Frank Volkmar / 07.03.2019

Ich vermute einmal die Umstellung auf “grünen Strom” gehört zu den Fakten und die Herkunft “Wasserkraft” oder auch “erneuerbare Energien” gehört zu den Deutungsmustern, die mit dazu geliefert werden.

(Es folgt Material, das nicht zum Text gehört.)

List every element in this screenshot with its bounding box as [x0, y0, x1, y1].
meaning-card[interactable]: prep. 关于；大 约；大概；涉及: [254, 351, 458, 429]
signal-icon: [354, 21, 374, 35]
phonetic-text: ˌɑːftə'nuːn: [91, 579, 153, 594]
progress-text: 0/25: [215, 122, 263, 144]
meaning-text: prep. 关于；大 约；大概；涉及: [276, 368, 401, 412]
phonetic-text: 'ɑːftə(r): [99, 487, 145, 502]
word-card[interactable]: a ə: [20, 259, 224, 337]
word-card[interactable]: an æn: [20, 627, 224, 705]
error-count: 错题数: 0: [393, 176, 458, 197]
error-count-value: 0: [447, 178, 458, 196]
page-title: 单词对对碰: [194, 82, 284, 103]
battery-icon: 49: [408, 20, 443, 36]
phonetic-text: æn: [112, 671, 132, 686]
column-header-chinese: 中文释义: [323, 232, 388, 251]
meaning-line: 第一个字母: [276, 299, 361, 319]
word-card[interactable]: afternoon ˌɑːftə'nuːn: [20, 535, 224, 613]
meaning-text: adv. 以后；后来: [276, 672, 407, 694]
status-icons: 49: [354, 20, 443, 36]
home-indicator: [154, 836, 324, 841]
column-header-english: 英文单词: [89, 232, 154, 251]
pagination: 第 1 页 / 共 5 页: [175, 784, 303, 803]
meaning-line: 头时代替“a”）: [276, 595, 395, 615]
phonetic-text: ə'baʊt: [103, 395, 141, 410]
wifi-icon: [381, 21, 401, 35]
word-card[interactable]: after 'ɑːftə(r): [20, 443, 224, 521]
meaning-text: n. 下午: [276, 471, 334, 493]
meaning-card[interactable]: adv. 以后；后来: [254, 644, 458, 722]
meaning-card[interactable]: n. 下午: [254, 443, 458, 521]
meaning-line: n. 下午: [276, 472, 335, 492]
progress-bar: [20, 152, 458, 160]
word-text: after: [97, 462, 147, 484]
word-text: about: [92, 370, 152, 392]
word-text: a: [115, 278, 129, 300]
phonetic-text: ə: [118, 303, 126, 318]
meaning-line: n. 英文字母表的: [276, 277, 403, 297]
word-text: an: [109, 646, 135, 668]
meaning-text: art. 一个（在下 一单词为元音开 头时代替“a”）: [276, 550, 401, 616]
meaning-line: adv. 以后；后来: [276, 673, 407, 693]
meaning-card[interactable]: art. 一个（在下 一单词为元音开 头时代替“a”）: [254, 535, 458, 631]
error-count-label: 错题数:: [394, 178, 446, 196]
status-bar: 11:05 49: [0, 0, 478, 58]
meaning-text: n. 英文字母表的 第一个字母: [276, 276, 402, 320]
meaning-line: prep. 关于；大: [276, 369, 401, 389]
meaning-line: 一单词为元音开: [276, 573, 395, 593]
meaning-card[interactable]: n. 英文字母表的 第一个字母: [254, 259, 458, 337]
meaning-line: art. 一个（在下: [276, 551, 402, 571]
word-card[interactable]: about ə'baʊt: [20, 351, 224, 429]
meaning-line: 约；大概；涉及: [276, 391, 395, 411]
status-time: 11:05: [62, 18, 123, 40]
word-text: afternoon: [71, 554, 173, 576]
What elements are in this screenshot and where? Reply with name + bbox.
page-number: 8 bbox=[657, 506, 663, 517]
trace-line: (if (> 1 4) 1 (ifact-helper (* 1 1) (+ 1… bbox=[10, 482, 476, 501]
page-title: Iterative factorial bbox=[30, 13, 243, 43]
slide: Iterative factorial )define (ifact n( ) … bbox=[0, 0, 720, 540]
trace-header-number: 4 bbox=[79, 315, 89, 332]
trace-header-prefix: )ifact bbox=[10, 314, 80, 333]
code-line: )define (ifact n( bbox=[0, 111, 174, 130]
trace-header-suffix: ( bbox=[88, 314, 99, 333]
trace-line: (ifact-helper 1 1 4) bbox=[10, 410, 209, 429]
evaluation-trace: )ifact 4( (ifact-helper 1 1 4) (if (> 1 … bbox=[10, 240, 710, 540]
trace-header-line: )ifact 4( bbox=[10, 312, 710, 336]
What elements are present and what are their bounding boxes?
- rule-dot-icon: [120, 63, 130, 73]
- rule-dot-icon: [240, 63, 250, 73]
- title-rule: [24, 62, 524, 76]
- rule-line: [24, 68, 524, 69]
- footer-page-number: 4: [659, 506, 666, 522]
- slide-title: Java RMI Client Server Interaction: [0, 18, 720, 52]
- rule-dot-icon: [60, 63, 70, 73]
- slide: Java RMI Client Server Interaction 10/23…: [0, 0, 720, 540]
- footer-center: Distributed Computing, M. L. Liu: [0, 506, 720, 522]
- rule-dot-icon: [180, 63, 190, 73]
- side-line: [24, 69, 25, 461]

Insofern haben sich die Ausgaben für Frau Wehling mit ihrem Berkeley International Framing Institute schon gelohnt.

K.Anton / 07.03.2019

Die ZDF hat offensichtlich 1. März mit 1.April vrewechselt.

Ernst Wegmann / 07.03.2019

Die jahrelang selbst betriebene energ-ethische Willensbildung lässt die ÖR mit Sicherheit glauben, man würde sie neben der Demokratie- auch für die Klimarettung bezahlen.

Karsten Paulsen / 07.03.2019

Eine Motorradtour ließ mich bei Vermietern aufschlagen, die ihr ganzes Anwesen mit Photovoltaik und Wärmegewinnung aus Sonnenkraft umgestellt hatten. Da ich mich insbesonders für Warmwasser durch Sonnenlicht interessierte suchte ich mit den Vermietern das Gespräch. Da hatte ich einen noch wunden Punkt getroffen, aufgebracht berichtete man mir, dass das Versprechen mit dieser Technologie Geld einzusparen nicht eingelöst werden konnte. Der erzielbare Gewinn sei so klein, dass sich die gesamte Anlage vorrausichtlich niemals armotisieren wird. Die ganzen Umbauten und Investitionen hätte man sich sparen können.